Before last summer, Aubrey Moulton, BS '18, knew very little about China other than that’s where she wanted to do a summer internship.

“I didn’t know the language, cultural etiquette, or have any connections,” says Moulton, who is a senior majoring in public health. “I just thought [working there] would be a way to get out of my comfort zone and try something totally new.”

With that goal in mind, Moulton began zeroing in on how could get to China, reaching out to organizations and people in the GW community that might help connect her with internship opportunities. She eventually landed an internship at the Joint U.S. China Collaboration on Clean Energy (JUCCCE), an NGO that works to create a healthier, more sustainable China.

Two weeks later, Moulton was on a plane to Shanghai, where she would spend the summer working on JUCCCE’s Food Heroes project, which integrates nutrition and sustainability to educate Chinese children about making better food choices that benefit both their health and the environment.

Moulton and her co-workers were responsible for developing a gamified curriculum for kindergartners that included in-class and out-of-class components. She describes the experience as a whirlwind, having to learn new skills quickly on the job and adapt to a much faster pace of work than she was used to at school.

She remembers one part of the project in which the team had to create homework sheets from scratch using graphic design software that no one on the team knew how to use. Moulton jumped in and learned Adobe Illustrator on the fly, designing a curriculum’s worth of worksheets in a matter of days. She says it was a “crazy” experience, but it taught her the importance of stepping up and taking responsibility, even in areas in which she is less comfortable.

Throughout her internship, Moulton put to use all of the skills that she’s learned at Milken Institute School of Public Health. “I did some grant and policy writing, which plays directly into the senior seminar class I’ve taken, and there was a lot of teamwork and collaboration, which is also encouraged here at GW,” she says. Health communication skills were also important. Moulton researched how Chinese people view their food system and how to market to that specific audience to make culturally relevant promotional and marketing materials.

She also credits her fellow interns with helping her to learn new skills and broadening her perspective on work and public health. “I was working with this incredible team—it was 20 interns from all around the world,” she says. “They brought entirely different educational backgrounds, entirely different experiences to the table.”
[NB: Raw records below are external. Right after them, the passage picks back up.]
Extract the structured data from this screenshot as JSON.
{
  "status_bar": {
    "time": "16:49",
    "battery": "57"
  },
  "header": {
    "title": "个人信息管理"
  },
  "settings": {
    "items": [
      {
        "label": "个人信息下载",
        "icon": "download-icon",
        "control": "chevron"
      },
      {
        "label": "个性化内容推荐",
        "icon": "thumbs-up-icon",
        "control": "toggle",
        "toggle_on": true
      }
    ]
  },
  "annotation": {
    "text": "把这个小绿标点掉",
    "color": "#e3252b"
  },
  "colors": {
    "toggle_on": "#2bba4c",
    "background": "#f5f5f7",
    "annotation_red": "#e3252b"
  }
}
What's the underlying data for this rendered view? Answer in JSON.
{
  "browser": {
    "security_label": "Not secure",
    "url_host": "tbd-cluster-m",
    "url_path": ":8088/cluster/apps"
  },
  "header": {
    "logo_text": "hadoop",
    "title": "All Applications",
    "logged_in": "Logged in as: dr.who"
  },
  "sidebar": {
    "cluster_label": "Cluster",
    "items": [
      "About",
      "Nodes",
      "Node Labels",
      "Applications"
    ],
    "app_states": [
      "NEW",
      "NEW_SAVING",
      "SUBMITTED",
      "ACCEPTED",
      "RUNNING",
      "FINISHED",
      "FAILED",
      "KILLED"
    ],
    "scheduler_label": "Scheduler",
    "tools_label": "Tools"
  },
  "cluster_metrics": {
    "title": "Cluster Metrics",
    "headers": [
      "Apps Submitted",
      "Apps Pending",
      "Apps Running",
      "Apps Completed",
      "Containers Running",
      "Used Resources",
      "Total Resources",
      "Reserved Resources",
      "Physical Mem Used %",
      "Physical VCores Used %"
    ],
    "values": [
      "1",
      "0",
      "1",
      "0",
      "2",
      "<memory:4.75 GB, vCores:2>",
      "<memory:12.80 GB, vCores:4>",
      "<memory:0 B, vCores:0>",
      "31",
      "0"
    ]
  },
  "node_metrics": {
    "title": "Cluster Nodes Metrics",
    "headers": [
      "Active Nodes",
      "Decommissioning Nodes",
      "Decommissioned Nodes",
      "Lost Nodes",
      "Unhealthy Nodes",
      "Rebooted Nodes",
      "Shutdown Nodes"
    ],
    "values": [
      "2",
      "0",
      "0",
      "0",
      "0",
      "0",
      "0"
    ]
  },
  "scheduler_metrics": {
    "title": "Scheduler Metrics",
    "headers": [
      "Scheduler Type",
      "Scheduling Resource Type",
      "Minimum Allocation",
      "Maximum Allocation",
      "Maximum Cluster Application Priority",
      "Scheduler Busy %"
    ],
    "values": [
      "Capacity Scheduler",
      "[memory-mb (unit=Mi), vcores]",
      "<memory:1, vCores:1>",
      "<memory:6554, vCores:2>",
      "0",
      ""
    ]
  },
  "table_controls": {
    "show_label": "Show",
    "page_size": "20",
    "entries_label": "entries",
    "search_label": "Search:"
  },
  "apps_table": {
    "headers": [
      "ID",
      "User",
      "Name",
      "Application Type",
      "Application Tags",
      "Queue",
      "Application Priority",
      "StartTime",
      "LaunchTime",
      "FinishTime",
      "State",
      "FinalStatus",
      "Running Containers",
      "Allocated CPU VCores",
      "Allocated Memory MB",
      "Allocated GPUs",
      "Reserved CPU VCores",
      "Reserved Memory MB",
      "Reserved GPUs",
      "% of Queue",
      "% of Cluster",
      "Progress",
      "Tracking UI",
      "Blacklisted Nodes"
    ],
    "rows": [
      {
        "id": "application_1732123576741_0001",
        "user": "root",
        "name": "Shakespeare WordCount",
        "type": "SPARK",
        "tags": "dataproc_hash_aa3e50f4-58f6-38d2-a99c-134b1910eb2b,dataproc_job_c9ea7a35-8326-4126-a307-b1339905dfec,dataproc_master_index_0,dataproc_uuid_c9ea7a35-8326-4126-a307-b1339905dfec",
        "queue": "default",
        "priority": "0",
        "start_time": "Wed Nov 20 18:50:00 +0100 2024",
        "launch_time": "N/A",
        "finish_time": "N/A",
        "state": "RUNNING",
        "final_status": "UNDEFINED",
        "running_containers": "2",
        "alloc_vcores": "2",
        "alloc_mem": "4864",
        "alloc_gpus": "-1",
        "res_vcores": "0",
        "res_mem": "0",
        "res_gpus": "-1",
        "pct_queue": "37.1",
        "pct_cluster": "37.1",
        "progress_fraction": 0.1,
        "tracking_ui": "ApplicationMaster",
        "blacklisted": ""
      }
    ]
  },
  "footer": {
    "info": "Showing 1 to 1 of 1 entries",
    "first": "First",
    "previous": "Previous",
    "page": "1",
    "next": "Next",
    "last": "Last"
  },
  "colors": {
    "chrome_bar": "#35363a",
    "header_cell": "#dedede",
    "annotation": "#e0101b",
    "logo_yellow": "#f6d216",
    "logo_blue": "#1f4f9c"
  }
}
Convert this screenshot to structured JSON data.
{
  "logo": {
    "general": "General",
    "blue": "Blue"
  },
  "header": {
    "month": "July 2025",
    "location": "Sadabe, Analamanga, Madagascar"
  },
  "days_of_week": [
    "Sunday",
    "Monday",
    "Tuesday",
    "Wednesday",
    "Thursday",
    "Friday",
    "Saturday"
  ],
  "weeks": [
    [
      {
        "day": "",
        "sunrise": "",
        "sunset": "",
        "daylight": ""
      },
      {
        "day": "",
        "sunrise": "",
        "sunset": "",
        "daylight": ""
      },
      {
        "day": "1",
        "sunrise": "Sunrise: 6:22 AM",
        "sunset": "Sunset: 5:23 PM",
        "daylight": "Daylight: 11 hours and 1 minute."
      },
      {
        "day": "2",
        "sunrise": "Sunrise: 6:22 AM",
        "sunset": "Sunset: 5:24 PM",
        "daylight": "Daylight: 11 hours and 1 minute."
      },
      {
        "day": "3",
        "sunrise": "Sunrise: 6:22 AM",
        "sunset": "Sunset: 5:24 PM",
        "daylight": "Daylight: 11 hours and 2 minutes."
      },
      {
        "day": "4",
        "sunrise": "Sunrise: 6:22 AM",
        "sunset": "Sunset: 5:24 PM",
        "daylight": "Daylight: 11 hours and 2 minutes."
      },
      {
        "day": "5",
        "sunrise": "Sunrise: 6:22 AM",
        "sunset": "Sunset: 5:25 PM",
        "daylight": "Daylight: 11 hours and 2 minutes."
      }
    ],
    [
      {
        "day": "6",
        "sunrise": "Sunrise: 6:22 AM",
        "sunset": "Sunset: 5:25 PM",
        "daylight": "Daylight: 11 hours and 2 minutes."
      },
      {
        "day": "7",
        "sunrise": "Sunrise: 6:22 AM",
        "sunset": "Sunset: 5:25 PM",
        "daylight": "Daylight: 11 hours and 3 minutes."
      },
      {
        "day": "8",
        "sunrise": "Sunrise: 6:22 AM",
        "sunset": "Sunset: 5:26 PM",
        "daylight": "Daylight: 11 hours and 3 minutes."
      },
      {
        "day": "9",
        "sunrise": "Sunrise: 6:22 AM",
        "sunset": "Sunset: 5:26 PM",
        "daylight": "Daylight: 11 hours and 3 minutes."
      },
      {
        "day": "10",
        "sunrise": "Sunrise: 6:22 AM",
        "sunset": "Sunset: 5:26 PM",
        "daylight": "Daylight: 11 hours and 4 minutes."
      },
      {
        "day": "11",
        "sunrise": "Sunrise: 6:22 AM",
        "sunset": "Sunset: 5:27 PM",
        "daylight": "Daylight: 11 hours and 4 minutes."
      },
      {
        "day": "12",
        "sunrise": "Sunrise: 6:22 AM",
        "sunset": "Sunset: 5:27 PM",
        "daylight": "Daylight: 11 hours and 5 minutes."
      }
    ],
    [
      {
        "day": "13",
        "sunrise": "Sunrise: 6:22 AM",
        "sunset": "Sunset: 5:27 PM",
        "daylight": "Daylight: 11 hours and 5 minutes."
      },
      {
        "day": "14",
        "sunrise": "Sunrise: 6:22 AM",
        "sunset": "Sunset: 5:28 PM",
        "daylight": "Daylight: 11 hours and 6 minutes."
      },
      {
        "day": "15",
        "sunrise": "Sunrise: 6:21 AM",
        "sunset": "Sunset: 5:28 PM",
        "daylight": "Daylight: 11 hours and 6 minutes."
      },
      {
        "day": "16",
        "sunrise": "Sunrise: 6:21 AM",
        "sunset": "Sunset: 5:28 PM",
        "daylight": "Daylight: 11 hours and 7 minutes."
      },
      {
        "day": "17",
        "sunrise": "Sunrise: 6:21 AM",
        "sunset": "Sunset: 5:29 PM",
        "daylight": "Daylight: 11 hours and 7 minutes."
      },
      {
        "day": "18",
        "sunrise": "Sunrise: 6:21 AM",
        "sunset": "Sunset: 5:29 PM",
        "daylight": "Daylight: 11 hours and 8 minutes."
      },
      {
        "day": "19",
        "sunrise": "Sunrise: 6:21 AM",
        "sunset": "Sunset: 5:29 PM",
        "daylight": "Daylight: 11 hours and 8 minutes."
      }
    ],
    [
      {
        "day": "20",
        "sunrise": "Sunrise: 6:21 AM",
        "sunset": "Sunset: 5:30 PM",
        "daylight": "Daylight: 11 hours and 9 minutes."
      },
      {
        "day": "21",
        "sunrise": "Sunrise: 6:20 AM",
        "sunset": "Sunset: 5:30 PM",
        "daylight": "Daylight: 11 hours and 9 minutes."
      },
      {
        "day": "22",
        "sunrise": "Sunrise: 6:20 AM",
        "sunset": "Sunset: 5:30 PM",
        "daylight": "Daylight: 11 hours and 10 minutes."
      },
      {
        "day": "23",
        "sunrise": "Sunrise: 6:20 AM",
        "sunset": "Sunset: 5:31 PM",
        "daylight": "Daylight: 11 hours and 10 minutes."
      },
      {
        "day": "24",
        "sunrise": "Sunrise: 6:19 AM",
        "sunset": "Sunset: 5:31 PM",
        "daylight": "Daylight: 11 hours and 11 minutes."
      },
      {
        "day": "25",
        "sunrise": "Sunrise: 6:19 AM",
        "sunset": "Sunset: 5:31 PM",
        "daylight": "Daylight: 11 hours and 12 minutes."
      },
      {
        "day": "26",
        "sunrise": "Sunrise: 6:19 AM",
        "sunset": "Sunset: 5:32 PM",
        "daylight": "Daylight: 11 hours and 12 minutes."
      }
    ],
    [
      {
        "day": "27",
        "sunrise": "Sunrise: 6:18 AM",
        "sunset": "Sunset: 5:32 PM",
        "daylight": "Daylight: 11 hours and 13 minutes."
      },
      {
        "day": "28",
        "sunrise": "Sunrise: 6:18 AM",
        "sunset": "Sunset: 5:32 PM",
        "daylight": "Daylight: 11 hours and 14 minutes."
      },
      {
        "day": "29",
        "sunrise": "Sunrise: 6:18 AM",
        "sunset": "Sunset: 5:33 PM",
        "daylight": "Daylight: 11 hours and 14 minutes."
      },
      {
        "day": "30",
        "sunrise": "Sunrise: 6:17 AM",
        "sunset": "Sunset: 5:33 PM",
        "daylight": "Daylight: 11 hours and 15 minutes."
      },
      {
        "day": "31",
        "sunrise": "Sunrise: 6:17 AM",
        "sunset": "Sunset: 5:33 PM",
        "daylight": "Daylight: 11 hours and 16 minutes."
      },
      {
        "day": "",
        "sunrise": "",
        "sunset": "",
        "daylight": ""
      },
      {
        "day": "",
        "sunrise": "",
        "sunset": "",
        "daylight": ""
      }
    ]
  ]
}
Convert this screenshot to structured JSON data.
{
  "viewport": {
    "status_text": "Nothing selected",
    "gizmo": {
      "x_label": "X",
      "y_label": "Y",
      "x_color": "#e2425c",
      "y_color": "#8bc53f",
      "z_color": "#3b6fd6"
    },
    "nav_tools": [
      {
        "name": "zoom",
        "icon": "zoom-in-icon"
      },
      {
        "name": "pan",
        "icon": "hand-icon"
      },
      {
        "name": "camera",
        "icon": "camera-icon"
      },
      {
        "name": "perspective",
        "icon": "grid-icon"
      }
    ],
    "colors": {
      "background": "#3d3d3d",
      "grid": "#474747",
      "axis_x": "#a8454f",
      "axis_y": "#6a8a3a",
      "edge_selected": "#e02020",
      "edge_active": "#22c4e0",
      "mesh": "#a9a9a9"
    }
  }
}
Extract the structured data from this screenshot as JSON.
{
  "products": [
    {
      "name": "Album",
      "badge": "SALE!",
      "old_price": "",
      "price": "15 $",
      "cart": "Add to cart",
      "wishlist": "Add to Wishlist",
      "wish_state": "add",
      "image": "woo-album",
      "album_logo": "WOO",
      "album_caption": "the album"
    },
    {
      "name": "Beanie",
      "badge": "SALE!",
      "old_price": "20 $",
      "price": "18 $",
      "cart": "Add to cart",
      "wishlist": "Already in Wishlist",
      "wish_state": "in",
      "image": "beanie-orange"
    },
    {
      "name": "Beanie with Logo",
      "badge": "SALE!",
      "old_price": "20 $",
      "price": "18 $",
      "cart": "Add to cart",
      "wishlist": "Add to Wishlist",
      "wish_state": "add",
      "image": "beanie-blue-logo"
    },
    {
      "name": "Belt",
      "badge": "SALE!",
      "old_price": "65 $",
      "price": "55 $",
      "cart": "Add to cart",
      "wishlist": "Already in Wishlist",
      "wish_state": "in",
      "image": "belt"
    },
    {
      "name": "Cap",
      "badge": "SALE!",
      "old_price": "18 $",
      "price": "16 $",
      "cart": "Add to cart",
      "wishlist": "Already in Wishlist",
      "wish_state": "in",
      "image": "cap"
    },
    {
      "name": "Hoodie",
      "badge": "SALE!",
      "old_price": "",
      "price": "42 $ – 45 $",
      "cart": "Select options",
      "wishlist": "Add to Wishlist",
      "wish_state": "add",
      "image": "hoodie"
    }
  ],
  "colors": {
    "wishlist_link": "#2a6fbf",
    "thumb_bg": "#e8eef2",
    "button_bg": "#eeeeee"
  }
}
By the end of the summer, the team finalized Quest 1 of the Food Heroes curriculum that will be implemented in the city of Shenzhen. Seeing the project to completion was extremely rewarding for Moulton, who hopes to return to China to work after she graduates this December. She says that her summer internship experience taught her that’s she’s capable of pursuing her dreams, no matter how big. “I had no clear path to follow, but I had a goal in mind and I made it work,” she says. “If you want it bad enough, you can get anywhere.”